Brains Of Social Anxiety Sufferers Have Faulty 'Brakes,' Can't Control Their Sense Of Fear
People suffering from anxiety disorder and social phobia lack a proper functioning inhibitory connection in their brain, making them vulnerable to uncontrollable fear, an Austrian study finds.
Researchers at the Medical University of Vienna explain that this “brake” in the brain is necessary to keep the sense of fear at appropriate levels and not spin out of control when a situation doesn’t demand it. Anxiety disorder is one of the most common psychiatric conditions, which has a prevelance rate of 18% and often debilitates sufferers by disruptong sensory perception and psychological well-being. This makes the disorder a costly public health issue with social anxiety disorder (SAD) being one of the most widespread types of clinical anxiety health issue.
The authors of the study used functional magnetic resonance imaging (MRI) to study a circuit in the brain that is important for controlling and regulating emotions.

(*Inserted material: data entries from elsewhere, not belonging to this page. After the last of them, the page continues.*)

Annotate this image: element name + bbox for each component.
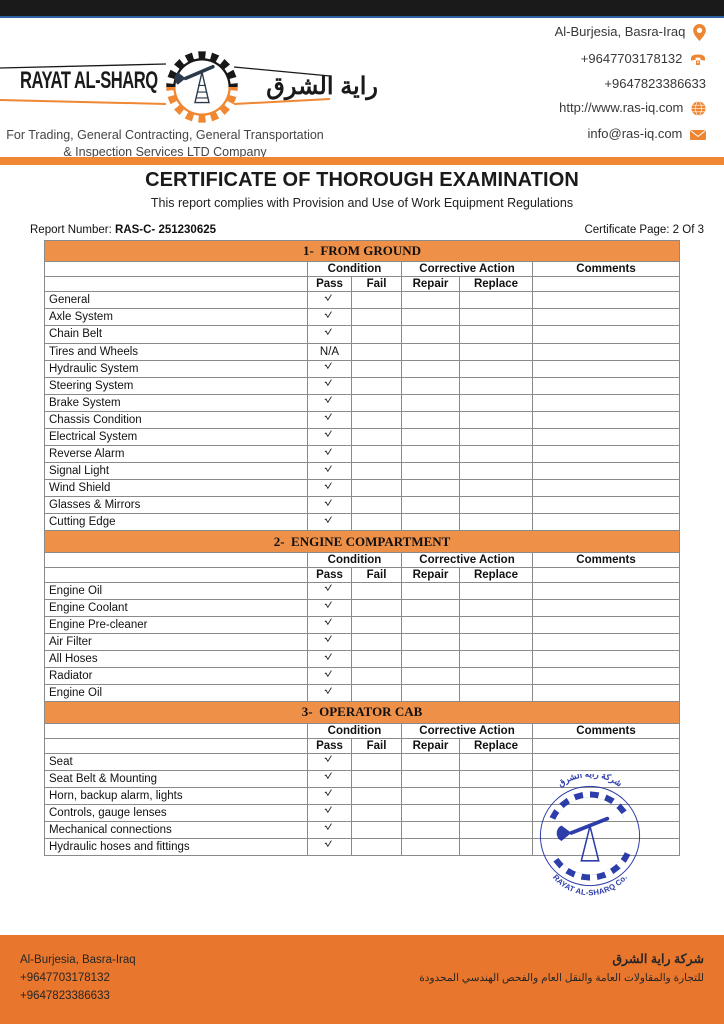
svg-text:شركة راية الشرق: شركة راية الشرق [556, 774, 624, 789]
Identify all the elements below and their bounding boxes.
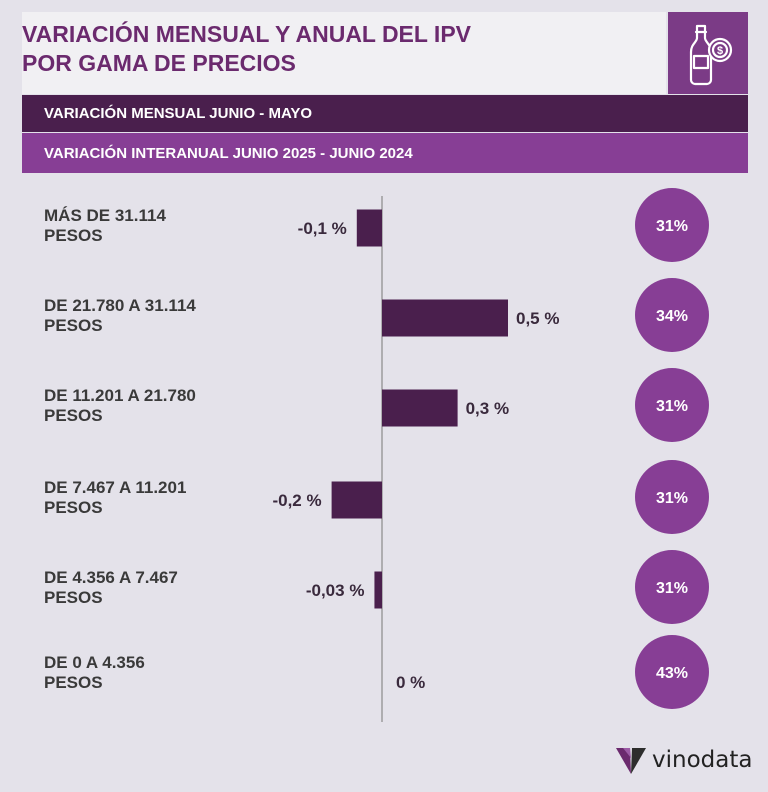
yearly-circle (635, 460, 709, 534)
title-line-2: POR GAMA DE PRECIOS (22, 50, 296, 76)
category-label-line: DE 11.201 A 21.780 (44, 386, 196, 405)
legend-monthly-label: VARIACIÓN MENSUAL JUNIO - MAYO (44, 105, 313, 122)
yearly-value-label: 34% (656, 308, 688, 325)
category-label-line: PESOS (44, 316, 103, 335)
category-label-line: DE 21.780 A 31.114 (44, 296, 196, 315)
category-label: DE 0 A 4.356 PESOS (44, 653, 284, 693)
yearly-value-label: 31% (656, 490, 688, 507)
legend-yearly-label: VARIACIÓN INTERANUAL JUNIO 2025 - JUNIO … (44, 145, 413, 162)
category-label-line: DE 4.356 A 7.467 (44, 568, 178, 587)
legend-monthly: VARIACIÓN MENSUAL JUNIO - MAYO (22, 95, 748, 132)
category-label: DE 7.467 A 11.201 PESOS (44, 478, 284, 518)
category-label-line: DE 0 A 4.356 (44, 653, 145, 672)
yearly-circle (635, 635, 709, 709)
monthly-bar (374, 571, 382, 609)
monthly-bar (356, 209, 382, 247)
category-label-line: PESOS (44, 226, 103, 245)
yearly-value-label: 31% (656, 580, 688, 597)
yearly-value-label: 31% (656, 218, 688, 235)
title-line-1: VARIACIÓN MENSUAL Y ANUAL DEL IPV (22, 21, 471, 47)
wine-bottle-money-icon: $ (689, 24, 733, 86)
category-label-line: PESOS (44, 406, 103, 425)
category-label-line: DE 7.467 A 11.201 (44, 478, 187, 497)
header-panel (22, 12, 666, 94)
yearly-value-label: 31% (656, 398, 688, 415)
vinodata-logo-icon (616, 748, 646, 774)
legend-yearly: VARIACIÓN INTERANUAL JUNIO 2025 - JUNIO … (22, 133, 748, 173)
category-label: DE 21.780 A 31.114 PESOS (44, 296, 284, 336)
brand-name: vinodata (652, 747, 753, 773)
category-label: DE 4.356 A 7.467 PESOS (44, 568, 284, 608)
monthly-value-label: -0,1 % (298, 219, 347, 238)
monthly-value-label: 0,3 % (466, 399, 509, 418)
yearly-circle (635, 278, 709, 352)
category-label-line: PESOS (44, 498, 103, 517)
svg-text:$: $ (717, 45, 723, 57)
yearly-circle (635, 368, 709, 442)
category-label-line: PESOS (44, 588, 103, 607)
monthly-bar (331, 481, 382, 519)
monthly-value-label: -0,2 % (272, 491, 321, 510)
category-label: DE 11.201 A 21.780 PESOS (44, 386, 284, 426)
monthly-bar (382, 299, 508, 337)
header-icon-box: $ (668, 12, 748, 94)
yearly-value-label: 43% (656, 665, 688, 682)
yearly-circle (635, 550, 709, 624)
monthly-value-label: 0,5 % (516, 309, 559, 328)
brand: vinodata (616, 744, 752, 776)
page-title: VARIACIÓN MENSUAL Y ANUAL DEL IPV POR GA… (22, 20, 622, 78)
category-label-line: MÁS DE 31.114 (44, 206, 166, 225)
monthly-bar (382, 389, 458, 427)
yearly-circle (635, 188, 709, 262)
category-label-line: PESOS (44, 673, 103, 692)
monthly-value-label: -0,03 % (306, 581, 365, 600)
category-label: MÁS DE 31.114 PESOS (44, 206, 284, 246)
monthly-value-label: 0 % (396, 673, 425, 692)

By comparing people with social phobias with healthy subjects, they were able to deduce that a feedback loop in this circuit, which stretches between parts of the brain known as the orbitofrontal cortex (OFC) and amygdala, lacks an inhibitory mechanism that provides negative feedback, which is needed to maintain calmness.
“[W]e observed an important neurophysiologic dysfunction in the emotion regulation circuitry of SAD patients,” write Ronald Sladky and colleagues. “The results of the study…strongly corroborate previous reports of reduced connectivity between the OFC and amygdala in SAD patients by providing first evidence for the actual causal dependencies within this network. Our study thus provides a neurobiological model that may explain the altered appreciation of affective stimuli typically observed in SAD patients.”
Study participants had their brains scanned while they were shown images of faces that conveyed various emotions, such as laughter, sadness, anger, and happiness. By applying a new way of analyzing scanning data, which was developed at the University College London, researchers found that the neural activity of SAD patients over-reacted to the pictures in comparison to healthy subjects.
This novel way of looking at MRI data allows for a more nuanced understanding of how brain activity relates to mental disorders. “We have the opportunity not only to localise brain activity and compare it between groups, but we can now also make statements regarding functional connections within the brain,” Sladky noted in a press release. “In psychiatric conditions especially, we can assume that there are not complete failures of these connections going on, but rather imbalances in complex regulatory processes.”
Source: Sladky R, Höflich A, Küblböck M et al. Disrupted Effective Connectivity Between the Amygdala and Orbitofrontal Cortex in Social Anxiety Disorder During Emotion Discrimination Revealed by Dynamic Causal Modeling for fMRI. Cerebral Cortex. 2013.